As the lawyers point out, while this file (and others) have “gone missing” the state has never managed to lose a single one of the files of the vexatious cases ranging from defamation to false allegations of assault brought by the fascists against the left and the anti-racist movement. Not one.
The Piraeus attack and the near collapse due to statute of limitation of the prosecution arising from 2011 underscore a key truth: the collusion between parts of the Greek state and Golden Dawn did not end with the fall of the Samaras government or with the beginnings of the prosecution of the fascists in September 2013.
The ongoing collusion settles any outstanding confusion about what brought about the shift by the Samaras government in the wake of the murder of Pavlos Fyssas from backchannel political collaboration with the fascists to – after a delay of over a week (in which vital evidence might have been collected) – authorising their prosecution.
The three cases this month demonstrate that what happened in September 2013 was not some metamorphosis of the Greek state into an anti-fascist force. Instead, the enormous eruption of the anti-fascist movement in 2013 threatened to destroy an already enfeebled government. In the atmosphere of acute political crisis, it was forced to turn to prosecuting the fascists.

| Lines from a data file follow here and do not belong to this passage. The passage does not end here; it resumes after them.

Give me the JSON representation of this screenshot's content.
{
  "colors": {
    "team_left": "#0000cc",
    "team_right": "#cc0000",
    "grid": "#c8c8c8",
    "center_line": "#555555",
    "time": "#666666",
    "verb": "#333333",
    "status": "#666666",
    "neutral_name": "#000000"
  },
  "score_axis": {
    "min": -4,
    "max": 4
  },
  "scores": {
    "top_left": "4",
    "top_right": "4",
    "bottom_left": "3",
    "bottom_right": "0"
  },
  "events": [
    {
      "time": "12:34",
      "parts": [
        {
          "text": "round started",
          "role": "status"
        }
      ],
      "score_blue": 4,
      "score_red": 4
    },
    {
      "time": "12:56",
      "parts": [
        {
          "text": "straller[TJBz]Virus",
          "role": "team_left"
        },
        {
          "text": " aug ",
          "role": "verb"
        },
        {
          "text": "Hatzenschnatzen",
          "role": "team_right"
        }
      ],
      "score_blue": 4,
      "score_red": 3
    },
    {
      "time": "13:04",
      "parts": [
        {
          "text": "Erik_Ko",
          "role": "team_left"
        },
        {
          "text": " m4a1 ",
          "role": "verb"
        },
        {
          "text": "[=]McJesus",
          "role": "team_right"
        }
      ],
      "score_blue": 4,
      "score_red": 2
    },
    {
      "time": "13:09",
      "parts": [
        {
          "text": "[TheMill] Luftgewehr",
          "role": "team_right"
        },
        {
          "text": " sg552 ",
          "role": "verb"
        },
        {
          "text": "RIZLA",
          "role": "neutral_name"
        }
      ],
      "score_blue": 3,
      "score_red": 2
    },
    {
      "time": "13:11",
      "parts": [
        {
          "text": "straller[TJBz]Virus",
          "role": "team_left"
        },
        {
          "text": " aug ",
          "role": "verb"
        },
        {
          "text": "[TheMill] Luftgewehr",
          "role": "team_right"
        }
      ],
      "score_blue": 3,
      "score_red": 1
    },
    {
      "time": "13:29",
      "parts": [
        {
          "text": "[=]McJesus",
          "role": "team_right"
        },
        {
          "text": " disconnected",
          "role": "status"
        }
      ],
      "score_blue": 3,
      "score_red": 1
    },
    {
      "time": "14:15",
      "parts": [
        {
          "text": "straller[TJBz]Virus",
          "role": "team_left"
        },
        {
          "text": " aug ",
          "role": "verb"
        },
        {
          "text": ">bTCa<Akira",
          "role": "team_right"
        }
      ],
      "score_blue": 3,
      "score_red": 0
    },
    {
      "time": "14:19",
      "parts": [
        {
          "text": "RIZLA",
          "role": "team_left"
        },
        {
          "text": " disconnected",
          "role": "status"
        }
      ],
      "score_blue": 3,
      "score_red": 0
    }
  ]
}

There were dozens of dusty files which the state had been sitting on for years. The movement forced the prosecution.
But the moment the sense of crisis has lessened, then arms of the state have again obfuscated, delayed and returned to the practice of tolerance for the fascists. The trial of Golden Dawn has been in abeyance for three months due to the lawyers’ strike. In that hiatus not only have the fascists sought to regain initiative, so have elements of the state also sought to bury the prosecution of the 2011 attacks.
A huge amount is at stake in the trial and in the anti-fascist mobilisations over the coming months, which will provide the critical backdrop for the three judges’ deliberations. The outcome will determine the immediate evolution of the fascist threat in Greece and of the state’s relationship to it.
That evolution is not foreordained. It will depend on the outcome of the struggle. And the primary struggle is not between the centre and the far right, between the state and the fascists. It is of the working class and the left not only against the fascists, but against the state and the government also.